I will admit I am a marketer's dream. If there is a new product, movie, event, etc....I want to check it out. I have this insatiable need to be running with the pack. As my 3rd official Mom's Day drew closer and I thought about what I wanted to do to celebrate, I realized I was doing the same thing with the event of Mother's Day. I was falling prey to the hype and Madison Avenue expectation of Mother's Day. In years past, I would mandate a beautiful brunch with a well coiffed family and a special day in DC. Why...because it is what folks do on Mother's Day...right??
Well I have come to realize that my daughter appears to like dining with us even less than we enjoy the experience with her. Don't get me wrong, I love my daughter. She is a high energy bundle of joy who NEVER wants to sit down. It is not her gig. If she is in a new environment she MUST check out every nook and cranny of a house, restaurant, park, etc. It makes playdates virtually impossible as she will never sit still and is typically discovering someone's upstairs faucet after 30 minutes at a playdate.

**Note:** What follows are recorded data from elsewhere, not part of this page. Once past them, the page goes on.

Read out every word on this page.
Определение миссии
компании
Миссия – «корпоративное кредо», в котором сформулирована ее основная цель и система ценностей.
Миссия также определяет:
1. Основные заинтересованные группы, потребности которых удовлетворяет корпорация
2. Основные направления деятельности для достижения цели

I have come to expect this behavior and have planned around it.
Gia thrives in an open environment where she can run and explore. I often feel the same. I have never been one to shop with people. I like my own schedule. I hate making fixed plans with other couples. There is no wiggle room if you are early or late. So I guess I shouldn't be shocked to see my own hyperactivity and restless spirit in my child. With this in mind, this Mother's Day I picked an event that would create harmony for the whole family. My little one got to stay home with her father that she adores! She watched her favorite shows and played for hours on a rainy Sunday. As for me, I enjoyed 3 hours rooming the mall. I gave myself carte blanche to linger in Restoration Hardware, fend off Gymboree and shop without a frustrated toddler. It was the first time I have done so, guilt-free, in almost 3 years. I loved every minute of it. I also felt the pain of the mother in the adjacent fitting room, who told her 4 year old to return to her father because "You are making mommy nervous". She wasn't enjoying her shopping trip and it ended abruptly 5 minutes later, without a purchase.
My long winded point is this...maybe we owe it to ourselves and our kids to break the mold and the stereotype of society's accepted behavior and go with what works for us and our family. I have learned this lesson the hard way. I have a full list! Failed attempts at toddler ballet, acquiescing to other people's schedules that in no way helped me or my child, disjointed playdates that left my daughter irritated, listening to unsolicited parenting advice that in no way jived with my daughter's personality and countless other tales of woe...
At the end of the day and to borrow an overused line from every season of "The Bachelor", we really do need to be "True to ourselves". It is not always easy, but I have found in my 37 years that the more you try to win a popularity contest with society the greater the chance of failure! Impress yourself and your family first, it makes life a lot easier and a heck of a lot more pleasant. Happy belated Mother's Day.